Lacking, as one might say, one will, I forged another; to lick my own wound, I cut them off, reciprocating in my angry innocence the emasculation I could not then fully appreciate, but somehow – through the attitudes of others perhaps – sensed as an unfair, irrecoverable loss. Having no purpose in life or procreation, I invested all my worth in that grim opposite, and so found a negative and a negation of the fecundity only others could lay claim to… I would find or make my own weapons, and my victims would be those most recently produced by the one act I was incapable of; my equals in that, while they possessed the potential for generation, they were at that point no more able to perform the required act than I was. Talk about penis envy.
Now it turns out to have been for nothing. There was no revenge that needed taking, only a lie, a trick that should have been exposed, a disguise which even from the inside I should have seen through, but in the end did not want to. I was proud; eunuch but unique; a fierce and noble presence in my lands, a crippled warrior, a fallen prince…

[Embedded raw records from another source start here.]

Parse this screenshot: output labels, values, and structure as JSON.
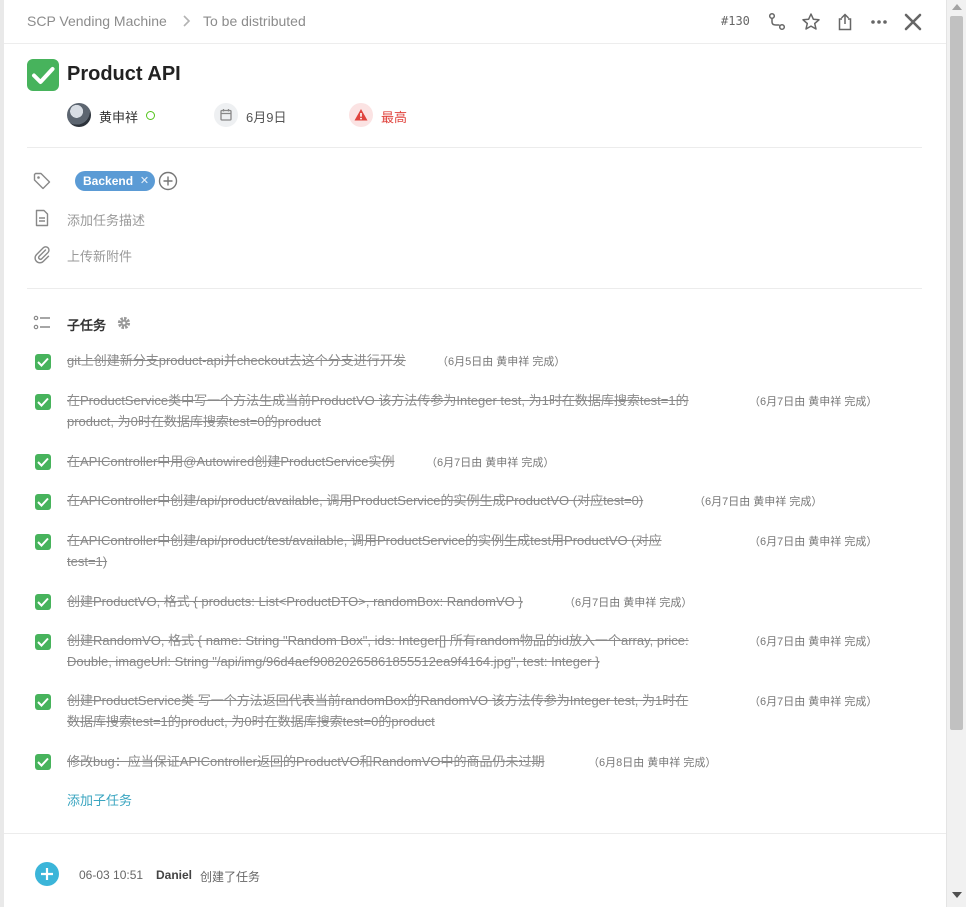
{
  "breadcrumb": {
    "project": "SCP Vending Machine",
    "list": "To be distributed"
  },
  "task": {
    "id": "#130",
    "title": "Product API",
    "assignee": "黄申祥",
    "due_date": "6月9日",
    "priority": "最高",
    "tag": "Backend",
    "add_description": "添加任务描述",
    "upload_attachment": "上传新附件"
  },
  "subtasks_section": {
    "heading": "子任务",
    "add_label": "添加子任务",
    "items": [
      {
        "line1": "git上创建新分支product-api并checkout去这个分支进行开发",
        "line2": "",
        "meta": "（6月5日由 黄申祥 完成）",
        "done": true
      },
      {
        "line1": "在ProductService类中写一个方法生成当前ProductVO 该方法传参为Integer test, 为1时在数据库搜索test=1的",
        "line2": "product, 为0时在数据库搜索test=0的product",
        "meta": "（6月7日由 黄申祥 完成）",
        "done": true
      },
      {
        "line1": "在APIController中用@Autowired创建ProductService实例",
        "line2": "",
        "meta": "（6月7日由 黄申祥 完成）",
        "done": true
      },
      {
        "line1": "在APIController中创建/api/product/available, 调用ProductService的实例生成ProductVO (对应test=0)",
        "line2": "",
        "meta": "（6月7日由 黄申祥 完成）",
        "done": true
      },
      {
        "line1": "在APIController中创建/api/product/test/available, 调用ProductService的实例生成test用ProductVO (对应",
        "line2": "test=1)",
        "meta": "（6月7日由 黄申祥 完成）",
        "done": true
      },
      {
        "line1": "创建ProductVO, 格式 { products: List<ProductDTO>, randomBox: RandomVO }",
        "line2": "",
        "meta": "（6月7日由 黄申祥 完成）",
        "done": true
      },
      {
        "line1": "创建RandomVO, 格式 { name: String \"Random Box\", ids: Integer[] 所有random物品的id放入一个array, price:",
        "line2": "Double, imageUrl: String \"/api/img/96d4aef90820265861855512ea9f4164.jpg\", test: Integer }",
        "meta": "（6月7日由 黄申祥 完成）",
        "done": true
      },
      {
        "line1": "创建ProductService类 写一个方法返回代表当前randomBox的RandomVO 该方法传参为Integer test, 为1时在",
        "line2": "数据库搜索test=1的product, 为0时在数据库搜索test=0的product",
        "meta": "（6月7日由 黄申祥 完成）",
        "done": true
      },
      {
        "line1": "修改bug：应当保证APIController返回的ProductVO和RandomVO中的商品仍未过期",
        "line2": "",
        "meta": "（6月8日由 黄申祥 完成）",
        "done": true
      }
    ]
  },
  "activity": {
    "time": "06-03 10:51",
    "user": "Daniel",
    "action": "创建了任务"
  },
  "colors": {
    "done_green": "#47b35c",
    "tag_blue": "#5b9bd5",
    "priority_red": "#e0443e",
    "link_teal": "#3aa5c0"
  },
  "icons": [
    "chevron-right-icon",
    "branch-icon",
    "star-icon",
    "share-icon",
    "more-icon",
    "close-icon",
    "calendar-icon",
    "warning-icon",
    "tag-icon",
    "plus-circle-icon",
    "document-icon",
    "paperclip-icon",
    "list-icon",
    "gear-icon",
    "checkmark-icon",
    "plus-icon"
  ]
}
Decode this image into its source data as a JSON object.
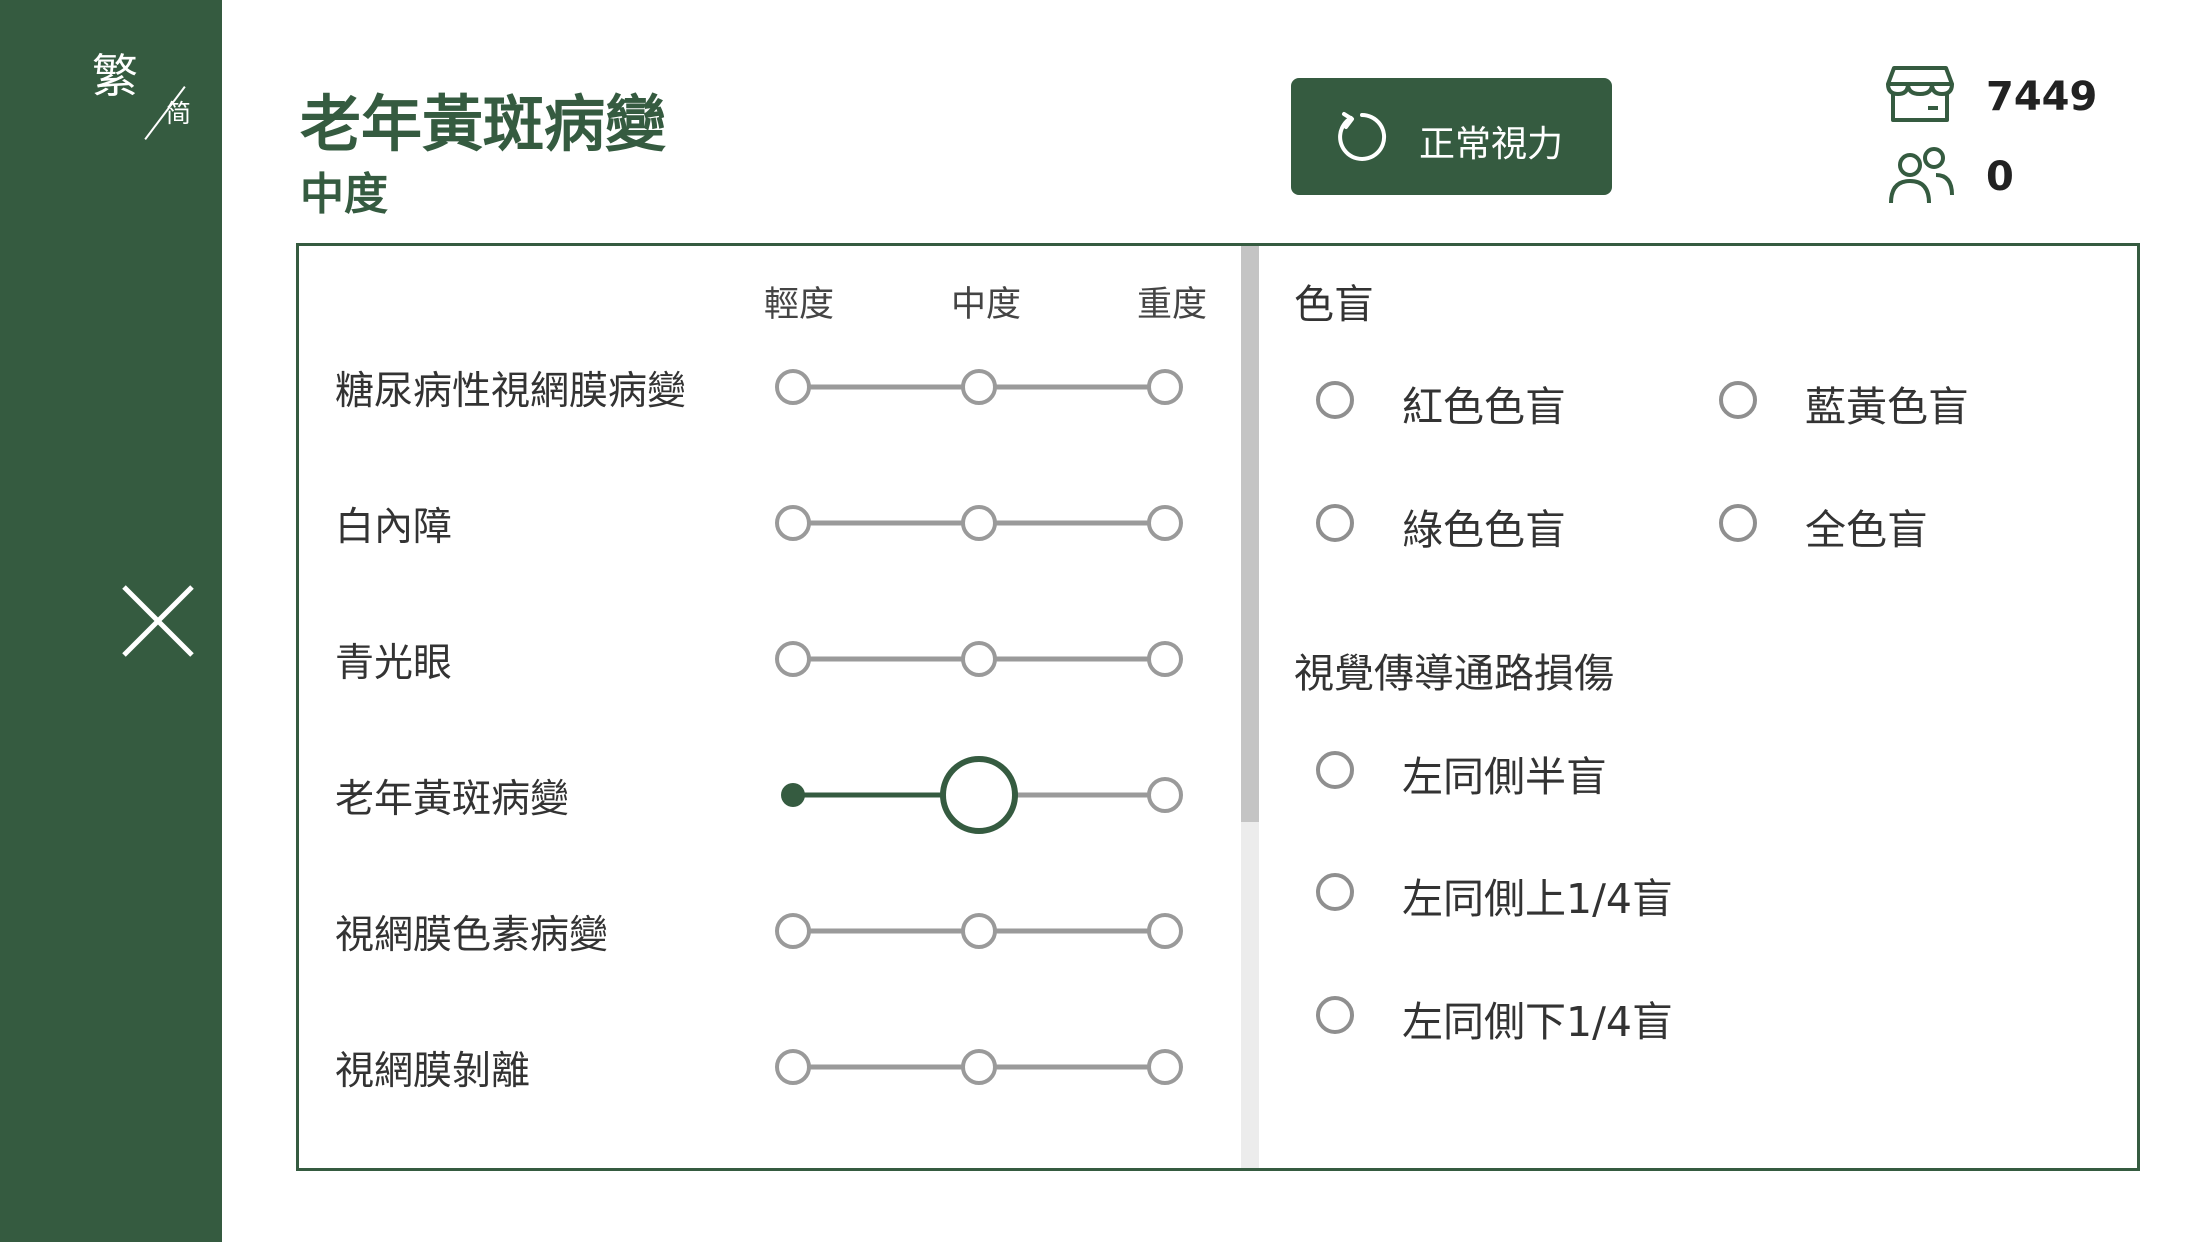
{
  "sidebar": {
    "lang_traditional": "繁",
    "lang_simplified": "简"
  },
  "header": {
    "title": "老年黃斑病變",
    "subtitle": "中度",
    "normal_vision_label": "正常視力",
    "stock_count": "7449",
    "users_count": "0"
  },
  "severity_headers": [
    "輕度",
    "中度",
    "重度"
  ],
  "conditions": [
    {
      "label": "糖尿病性視網膜病變",
      "level": null
    },
    {
      "label": "白內障",
      "level": null
    },
    {
      "label": "青光眼",
      "level": null
    },
    {
      "label": "老年黃斑病變",
      "level": 2
    },
    {
      "label": "視網膜色素病變",
      "level": null
    },
    {
      "label": "視網膜剝離",
      "level": null
    }
  ],
  "color_blind": {
    "title": "色盲",
    "options": [
      "紅色色盲",
      "藍黃色盲",
      "綠色色盲",
      "全色盲"
    ]
  },
  "visual_pathway": {
    "title": "視覺傳導通路損傷",
    "options": [
      "左同側半盲",
      "左同側上1/4盲",
      "左同側下1/4盲"
    ]
  },
  "colors": {
    "accent": "#355b40",
    "track": "#9a9a9a"
  }
}
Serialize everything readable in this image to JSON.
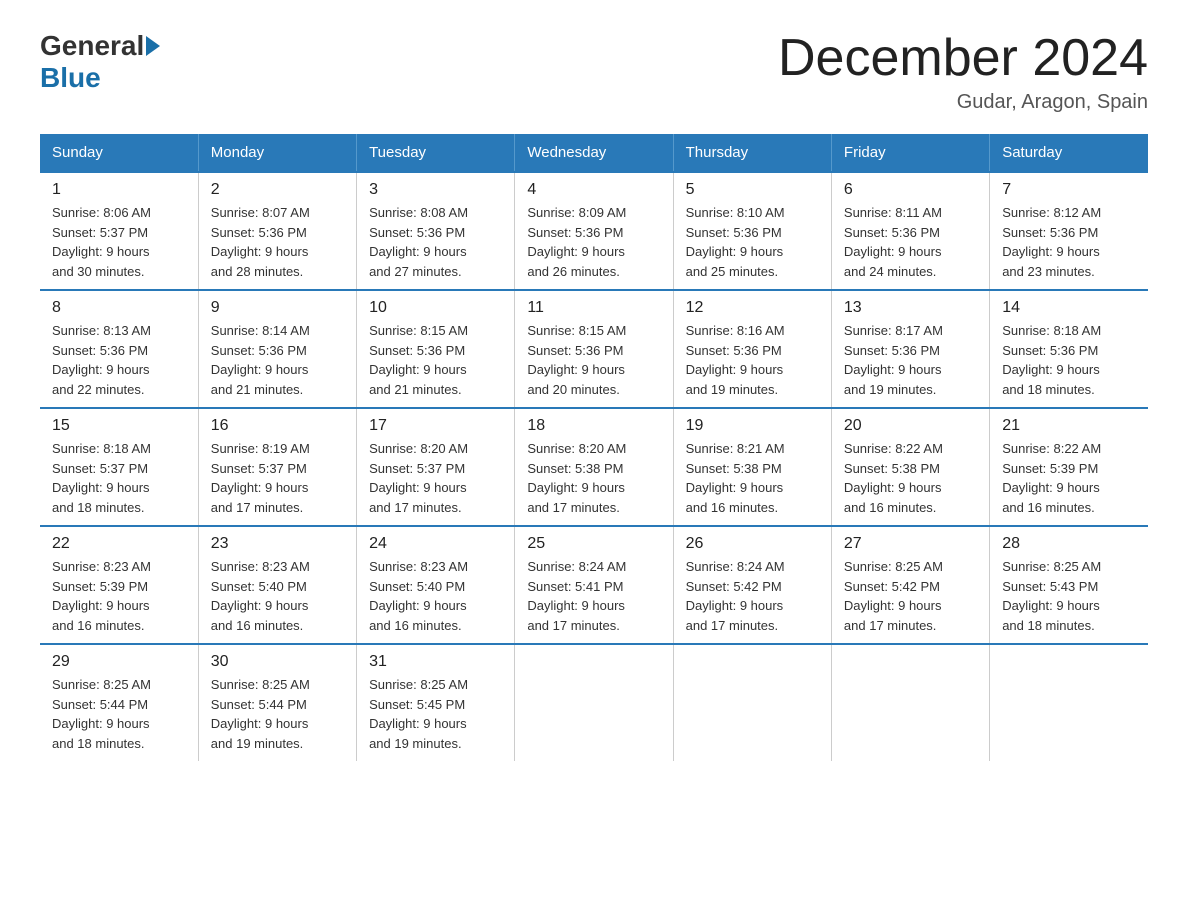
{
  "logo": {
    "text_general": "General",
    "text_blue": "Blue"
  },
  "title": "December 2024",
  "subtitle": "Gudar, Aragon, Spain",
  "days_of_week": [
    "Sunday",
    "Monday",
    "Tuesday",
    "Wednesday",
    "Thursday",
    "Friday",
    "Saturday"
  ],
  "weeks": [
    [
      {
        "num": "1",
        "sunrise": "8:06 AM",
        "sunset": "5:37 PM",
        "daylight": "9 hours and 30 minutes."
      },
      {
        "num": "2",
        "sunrise": "8:07 AM",
        "sunset": "5:36 PM",
        "daylight": "9 hours and 28 minutes."
      },
      {
        "num": "3",
        "sunrise": "8:08 AM",
        "sunset": "5:36 PM",
        "daylight": "9 hours and 27 minutes."
      },
      {
        "num": "4",
        "sunrise": "8:09 AM",
        "sunset": "5:36 PM",
        "daylight": "9 hours and 26 minutes."
      },
      {
        "num": "5",
        "sunrise": "8:10 AM",
        "sunset": "5:36 PM",
        "daylight": "9 hours and 25 minutes."
      },
      {
        "num": "6",
        "sunrise": "8:11 AM",
        "sunset": "5:36 PM",
        "daylight": "9 hours and 24 minutes."
      },
      {
        "num": "7",
        "sunrise": "8:12 AM",
        "sunset": "5:36 PM",
        "daylight": "9 hours and 23 minutes."
      }
    ],
    [
      {
        "num": "8",
        "sunrise": "8:13 AM",
        "sunset": "5:36 PM",
        "daylight": "9 hours and 22 minutes."
      },
      {
        "num": "9",
        "sunrise": "8:14 AM",
        "sunset": "5:36 PM",
        "daylight": "9 hours and 21 minutes."
      },
      {
        "num": "10",
        "sunrise": "8:15 AM",
        "sunset": "5:36 PM",
        "daylight": "9 hours and 21 minutes."
      },
      {
        "num": "11",
        "sunrise": "8:15 AM",
        "sunset": "5:36 PM",
        "daylight": "9 hours and 20 minutes."
      },
      {
        "num": "12",
        "sunrise": "8:16 AM",
        "sunset": "5:36 PM",
        "daylight": "9 hours and 19 minutes."
      },
      {
        "num": "13",
        "sunrise": "8:17 AM",
        "sunset": "5:36 PM",
        "daylight": "9 hours and 19 minutes."
      },
      {
        "num": "14",
        "sunrise": "8:18 AM",
        "sunset": "5:36 PM",
        "daylight": "9 hours and 18 minutes."
      }
    ],
    [
      {
        "num": "15",
        "sunrise": "8:18 AM",
        "sunset": "5:37 PM",
        "daylight": "9 hours and 18 minutes."
      },
      {
        "num": "16",
        "sunrise": "8:19 AM",
        "sunset": "5:37 PM",
        "daylight": "9 hours and 17 minutes."
      },
      {
        "num": "17",
        "sunrise": "8:20 AM",
        "sunset": "5:37 PM",
        "daylight": "9 hours and 17 minutes."
      },
      {
        "num": "18",
        "sunrise": "8:20 AM",
        "sunset": "5:38 PM",
        "daylight": "9 hours and 17 minutes."
      },
      {
        "num": "19",
        "sunrise": "8:21 AM",
        "sunset": "5:38 PM",
        "daylight": "9 hours and 16 minutes."
      },
      {
        "num": "20",
        "sunrise": "8:22 AM",
        "sunset": "5:38 PM",
        "daylight": "9 hours and 16 minutes."
      },
      {
        "num": "21",
        "sunrise": "8:22 AM",
        "sunset": "5:39 PM",
        "daylight": "9 hours and 16 minutes."
      }
    ],
    [
      {
        "num": "22",
        "sunrise": "8:23 AM",
        "sunset": "5:39 PM",
        "daylight": "9 hours and 16 minutes."
      },
      {
        "num": "23",
        "sunrise": "8:23 AM",
        "sunset": "5:40 PM",
        "daylight": "9 hours and 16 minutes."
      },
      {
        "num": "24",
        "sunrise": "8:23 AM",
        "sunset": "5:40 PM",
        "daylight": "9 hours and 16 minutes."
      },
      {
        "num": "25",
        "sunrise": "8:24 AM",
        "sunset": "5:41 PM",
        "daylight": "9 hours and 17 minutes."
      },
      {
        "num": "26",
        "sunrise": "8:24 AM",
        "sunset": "5:42 PM",
        "daylight": "9 hours and 17 minutes."
      },
      {
        "num": "27",
        "sunrise": "8:25 AM",
        "sunset": "5:42 PM",
        "daylight": "9 hours and 17 minutes."
      },
      {
        "num": "28",
        "sunrise": "8:25 AM",
        "sunset": "5:43 PM",
        "daylight": "9 hours and 18 minutes."
      }
    ],
    [
      {
        "num": "29",
        "sunrise": "8:25 AM",
        "sunset": "5:44 PM",
        "daylight": "9 hours and 18 minutes."
      },
      {
        "num": "30",
        "sunrise": "8:25 AM",
        "sunset": "5:44 PM",
        "daylight": "9 hours and 19 minutes."
      },
      {
        "num": "31",
        "sunrise": "8:25 AM",
        "sunset": "5:45 PM",
        "daylight": "9 hours and 19 minutes."
      },
      null,
      null,
      null,
      null
    ]
  ],
  "labels": {
    "sunrise": "Sunrise:",
    "sunset": "Sunset:",
    "daylight": "Daylight:"
  }
}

Now I find I was the fool all along.
Believing in my great hurt, my literal cutting off from society’s mainland, it seems to me that I took life in a sense too seriously, and the lives of others, for the same reason, too lightly. The murders were my own conception; my sex. The Factory was my attempt to construct life, to replace the involvement which otherwise I did not want.
Well, it is always easier to succeed at death.
Inside this greater machine, things are not quite so cut and dried (or cut and pickled) as they have appeared in my experience. Each of us, in our own personal Factory, may believe we have stumbled down one corridor, and that our fate is sealed and certain (dream or nightmare, humdrum or bizarre, good or bad), but a word, a glance, a slip – anything can change that, alter it entirely, and our marble hall becomes a gutter, our rat-maze a golden path. Our destination is the same in the end, but our journey – part chosen, part determined – is different for us all, and changes even as we live and grow. I thought one door had snicked shut behind me years ago; in fact I was still crawling about the face. Now the door closes, and my journey begins.